Bercy s'attaque aux conditions de résiliation des contrats d'assurance

Bercy s'attaque aux conditions de résiliation des contrats d'assurance

Publié par le 12 avril 2011

La qualité des comparateurs à l'ordre du jour du CCSF

Christine Lagarde veut renforcer la qualité des comparateurs d'assurance. Elle a demandé au Comité consultatif du secteur financier (CCSF) de se saisir du sujet.

Alors qu'ils occupent une place encore modeste dans le paysage de l'assurance en France, les comparateurs sur Internet ont bénéficié hier d'un joli coup de projecteur.
En présentant les mesures qui peuvent, selon elle, renforcer la concurrence sur ce marché, Christine Lagarde leur a réservé une petite place. La ministre de l'Economie veut que les membres du Comité consultatif du secteur financier (CCSF) se mettent d'accord « pour renforcer la qualité des comparateurs, qui sont utiles pour changer d'assurance ».
« Ce sont les comparateurs qui ont contribué à desserrer l'étau pour les consommateurs », affirme Tanguy Thévenet, le directeur des opérations du comparateur Hyperassur.
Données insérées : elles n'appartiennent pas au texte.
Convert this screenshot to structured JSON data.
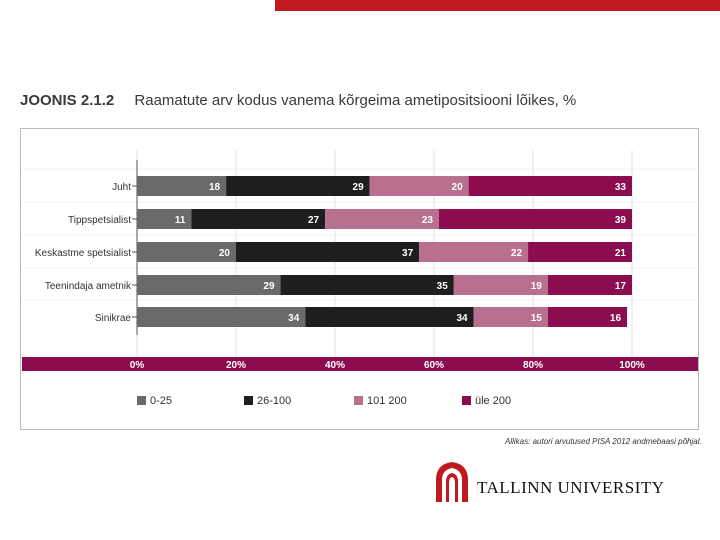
{
  "page": {
    "title_num": "JOONIS 2.1.2",
    "title_text": "Raamatute arv kodus vanema kõrgeima ametipositsiooni lõikes, %",
    "source": "Allikas: autori arvutused PISA 2012 andmebaasi põhjal.",
    "logo_text": "TALLINN UNIVERSITY"
  },
  "colors": {
    "accent": "#c0191f",
    "axis_band": "#8c0d4f",
    "series": [
      "#6a6a6a",
      "#1e1e1e",
      "#b9708f",
      "#8c0d4f"
    ]
  },
  "chart_data": {
    "type": "bar",
    "orientation": "horizontal",
    "stacked": true,
    "title": "Raamatute arv kodus vanema kõrgeima ametipositsiooni lõikes, %",
    "categories": [
      "Juht",
      "Tippspetsialist",
      "Keskastme spetsialist",
      "Teenindaja ametnik",
      "Sinikrae"
    ],
    "series": [
      {
        "name": "0-25",
        "values": [
          18,
          11,
          20,
          29,
          34
        ]
      },
      {
        "name": "26-100",
        "values": [
          29,
          27,
          37,
          35,
          34
        ]
      },
      {
        "name": "101 200",
        "values": [
          20,
          23,
          22,
          19,
          15
        ]
      },
      {
        "name": "üle 200",
        "values": [
          33,
          39,
          21,
          17,
          16
        ]
      }
    ],
    "xlim": [
      0,
      100
    ],
    "xticks": [
      "0%",
      "20%",
      "40%",
      "60%",
      "80%",
      "100%"
    ],
    "grid": true,
    "legend": "bottom"
  }
}
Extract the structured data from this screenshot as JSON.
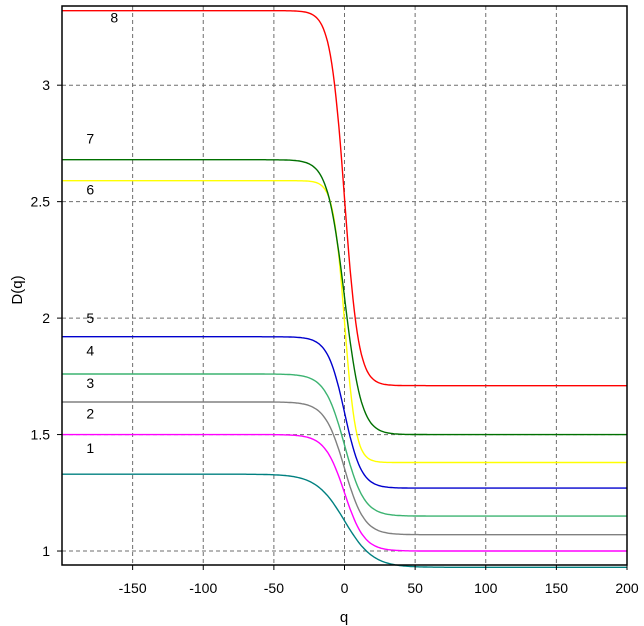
{
  "chart_data": {
    "type": "line",
    "xlabel": "q",
    "ylabel": "D(q)",
    "xlim": [
      -200,
      200
    ],
    "ylim": [
      0.94,
      3.34
    ],
    "x_ticks": [
      -150,
      -100,
      -50,
      0,
      50,
      100,
      150,
      200
    ],
    "y_ticks": [
      1,
      1.5,
      2,
      2.5,
      3
    ],
    "grid": true,
    "legend": "none",
    "series": [
      {
        "name": "1",
        "color": "#008080",
        "left": 1.33,
        "right": 0.93,
        "width": 10,
        "label_x": -180,
        "label_y": 1.42
      },
      {
        "name": "2",
        "color": "#ff00ff",
        "left": 1.5,
        "right": 1.0,
        "width": 7,
        "label_x": -180,
        "label_y": 1.57
      },
      {
        "name": "3",
        "color": "#808080",
        "left": 1.64,
        "right": 1.07,
        "width": 7,
        "label_x": -180,
        "label_y": 1.7
      },
      {
        "name": "4",
        "color": "#3cb371",
        "left": 1.76,
        "right": 1.15,
        "width": 7,
        "label_x": -180,
        "label_y": 1.84
      },
      {
        "name": "5",
        "color": "#0000cd",
        "left": 1.92,
        "right": 1.27,
        "width": 6,
        "label_x": -180,
        "label_y": 1.98
      },
      {
        "name": "6",
        "color": "#ffff00",
        "left": 2.59,
        "right": 1.38,
        "width": 4,
        "label_x": -180,
        "label_y": 2.53
      },
      {
        "name": "7",
        "color": "#007000",
        "left": 2.68,
        "right": 1.5,
        "width": 6,
        "label_x": -180,
        "label_y": 2.75
      },
      {
        "name": "8",
        "color": "#ff0000",
        "left": 3.32,
        "right": 1.71,
        "width": 5,
        "label_x": -163,
        "label_y": 3.27
      }
    ]
  }
}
Pour l'heure, leur percée est restée limitée, puisqu'ils ne représentent que de 3 % à 5 % des contrats souscrits, loin du succès rencontré au Royaume-Uni, où plus de 50 % des contrats d'assurance auto sont souscrits via un « agrégateur ». Sans prétendre à une telle part de marché, certains estiment possible d'atteindre rapidement la barre des 10 % en assurance auto. « C'est un objectif réaliste et finalement pas si ambitieux que cela », commente Tanguy Thévenet, qui déplore cependant que « certains gros assureurs freinent encore des quatre fers pour mettre leurs offres sur les comparateurs ».


Niveaux de garantie
Pour Christine Lagarde, les comparaisons « ne doivent pas seulement porter sur les prix, mais aussi sur les niveaux de garantie des contrats ». Un constat auquel adhère Tanguy Thévenet : « Effectivement, certaines pratiques ne sont pas adaptées et tous les comparateurs ne travaillent pas de la même façon. » Les comparateurs se montraient en revanche plus partagés sur l'impact des mesures annoncées par la ministre en matière de délais de résiliation. « Cela va dans le sens du consommateur. Désormais, les clients resteront chez les assureurs par choix et non parce qu'ils ont oublié leur date d'échéance pour résilier», estime Stanislas Di Vittorio, le fondateur d'Assurland, qui revendique entre 75 % et 80 % du marché. Mais pour Martin Coriat, directeur général de Lelynx.fr, qui se dit « d'accord sur le constat fait par Christine Lagarde », les solutions proposées sont « insuffisantes ». Selon lui, il faudrait aller plus loin et donner la possibilité de résilier à tout moment son assurance automobile, comme le fait par exemple déjà Amaguiz, la filiale Internet de Groupama.